The Role of Epigenetics in Pharmacologic Action
Different patients respond differently to various medications due to the genetic alterations that occur at an individual level. Epigenetic allows the understanding of these modifications in gene expressions that occurs in the DNA sequence of a gene for some patients. These genetic modifications are called epigenetic alterations. They include methylation, phosphorylation, acetylation, and ubiquitylation of DNA (Swathy & Banerjee, 2017). These alterations make many patients not to respond to standard therapies. The alterations not only regulate gene expression but also other cellular and biological functions related to allostasis, homeostasis, and disease (Rasool et al., 2015). These processes generally influence pharmacogenetics activities such as the contribution of receptors, drug transporters, and drug-metabolizing enzymes.
Impacts of Epigenetics in Pharmacologic and Examples of Psychiatric Mental Health Cases
The epigenetic alterations that occur at individual levels require doctors to provide personalized treatments to patients. Since epigenetic alterations differ from one patient to the other, physicians should do genetic screenings of patients to guide disease prediction and prevention and decision making on the medical recommendations and lifestyle and disease management practices that are best at an individual level (Rasool et al., 2015). For instance, in the case of Schizophrenia, the genetic modifications occur in the histones or DNA such as DNA methylation. For histone modification, HDAC (histone deacetylase) inhibitors drugs are recommended because they up-regulate the levels of reelin and GAD67. HMT (histone demethylase) inhibitors also prevent the demethylation of the H3K4 histone protein. As for DNA methylation, DNMT (DNA Methyltransferases) inhibitors are recommended because they raise the reeling levels of proteins and protein and GAD67 (Swathy & Banerjee, 2017). This requires physicians to make an individual genetic screening of a patient to determine the particular epigenetic alteration they experience before recommending drug prescriptions that are best and specific to them.
References
Inanobe, A., & Kurachi, Y. (2014). Membrane channels as integrators of G-protein-mediated signaling. Biochimica Et Biophysica Acta (BBA)-Biomembranes, 1838(2), 521-531.
Laureate Education (Producer). (2016i). Introduction to psychopharmacology [Video file]. Baltimore, MD: Author.

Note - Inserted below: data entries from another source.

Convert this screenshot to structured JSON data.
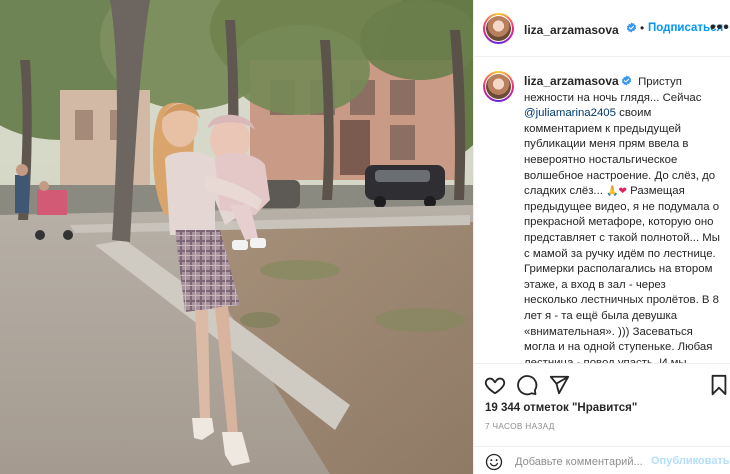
{
  "post": {
    "photo": {
      "alt": "Vintage photo: woman holding a baby on a city sidewalk",
      "icon": "photo"
    },
    "author": {
      "username": "liza_arzamasova",
      "verified": true,
      "avatar_icon": "avatar"
    },
    "header": {
      "separator": "•",
      "follow_label": "Подписаться",
      "more_label": "•••"
    },
    "caption": {
      "text_before_mention": "Приступ нежности на ночь глядя... Сейчас ",
      "mention": "@juliamarina2405",
      "text_part1": " своим комментарием к предыдущей публикации меня прям ввела в невероятно ностальгическое волшебное настроение. До слёз, до сладких слёз... ",
      "emoji1": "🙏",
      "emoji2": "❤",
      "text_part2": " Размещая предыдущее видео, я не подумала о прекрасной метафоре, которую оно представляет с такой полнотой... Мы с мамой за ручку идём по лестнице. Гримерки располагались на втором этаже, а вход в зал - через несколько лестничных пролётов. В 8 лет я - та ещё была девушка «внимательная». ))) Засеваться могла и на одной ступеньке. Любая лестница - повод упасть. И мы ходили за руку. Ответственно, чтобы"
    },
    "actions": {
      "like_icon": "heart",
      "comment_icon": "comment",
      "share_icon": "share",
      "save_icon": "bookmark"
    },
    "likes_text": "19 344 отметок \"Нравится\"",
    "timestamp": "7 ЧАСОВ НАЗАД",
    "comment_box": {
      "emoji_icon": "smiley",
      "placeholder": "Добавьте комментарий...",
      "publish_label": "Опубликовать"
    }
  },
  "colors": {
    "accent": "#0095f6",
    "publish_disabled": "#b2dffc",
    "mention": "#00376b",
    "text": "#262626",
    "muted": "#8e8e8e",
    "border": "#efefef"
  }
}
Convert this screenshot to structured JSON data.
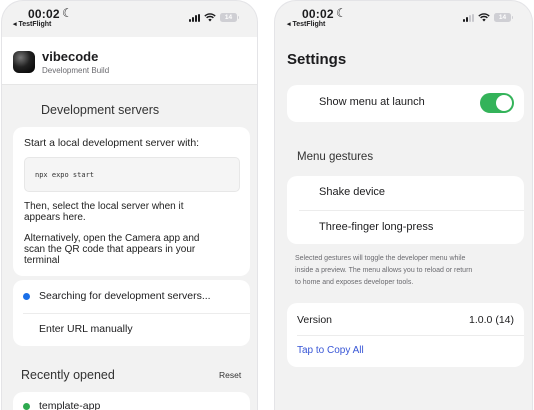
{
  "status_bar": {
    "time": "00:02",
    "back_label": "◂ TestFlight",
    "battery": "14"
  },
  "left": {
    "app": {
      "name": "vibecode",
      "subtitle": "Development Build"
    },
    "dev_servers": {
      "title": "Development servers",
      "intro": "Start a local development server with:",
      "command": "npx expo start",
      "then_line1": "Then, select the local server when it",
      "then_line2": "appears here.",
      "alt_line1": "Alternatively, open the Camera app and",
      "alt_line2": "scan the QR code that appears in your",
      "alt_line3": "terminal",
      "searching": "Searching for development servers...",
      "enter_url": "Enter URL manually"
    },
    "recent": {
      "title": "Recently opened",
      "reset": "Reset",
      "items": [
        {
          "label": "template-app"
        }
      ]
    }
  },
  "right": {
    "title": "Settings",
    "show_menu": {
      "label": "Show menu at launch",
      "enabled": true
    },
    "gestures": {
      "title": "Menu gestures",
      "items": [
        "Shake device",
        "Three-finger long-press"
      ],
      "note_line1": "Selected gestures will toggle the developer menu while",
      "note_line2": "inside a preview. The menu allows you to reload or return",
      "note_line3": "to home and exposes developer tools."
    },
    "version": {
      "label": "Version",
      "value": "1.0.0 (14)",
      "copy": "Tap to Copy All"
    }
  },
  "colors": {
    "accent_blue": "#1a6fe8",
    "toggle_green": "#34b35a",
    "link": "#3856d6",
    "dot_green": "#2eaa4f"
  }
}
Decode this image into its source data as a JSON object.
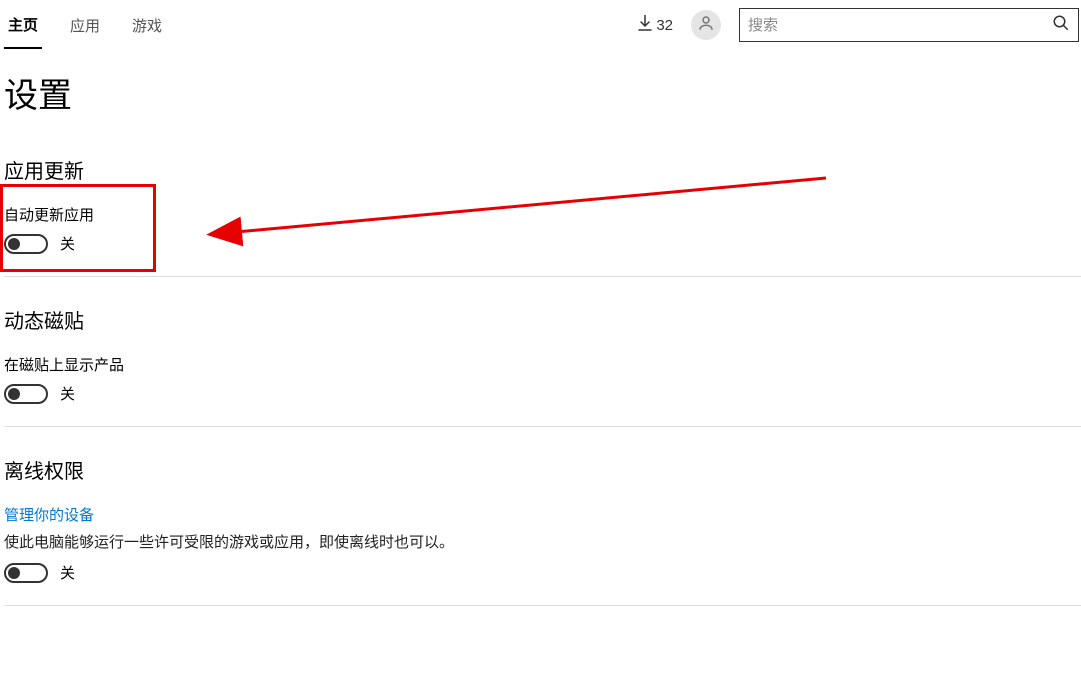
{
  "topbar": {
    "tabs": [
      {
        "label": "主页",
        "active": true
      },
      {
        "label": "应用",
        "active": false
      },
      {
        "label": "游戏",
        "active": false
      }
    ],
    "downloads_count": "32",
    "search_placeholder": "搜索"
  },
  "page": {
    "title": "设置"
  },
  "sections": {
    "app_update": {
      "title": "应用更新",
      "setting_label": "自动更新应用",
      "toggle_state": "关"
    },
    "live_tile": {
      "title": "动态磁贴",
      "setting_label": "在磁贴上显示产品",
      "toggle_state": "关"
    },
    "offline": {
      "title": "离线权限",
      "link": "管理你的设备",
      "desc": "使此电脑能够运行一些许可受限的游戏或应用，即使离线时也可以。",
      "toggle_state": "关"
    }
  }
}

Rasool, M., Malik, A., Naseer, M. I., Manan, A., Ansari, S. A., Begum, I., & Kamal, M. A. (2015). The role of epigenetics in personalized medicine: challenges and opportunities. BMC medical genomics, 8(S1), S5.
Stahl, S. M. (2013). Stahl’s essential psychopharmacology: Neuroscientific basis and practical applications (4th ed.). New York, NY: Cambridge University Press *Preface, pp. ix–x
Swathy, B., & Banerjee, M. (2017). Understanding epigenetics of schizophrenia in the backdrop of its antipsychotic drug therapy. Epigenomics, 9(5), 721-736.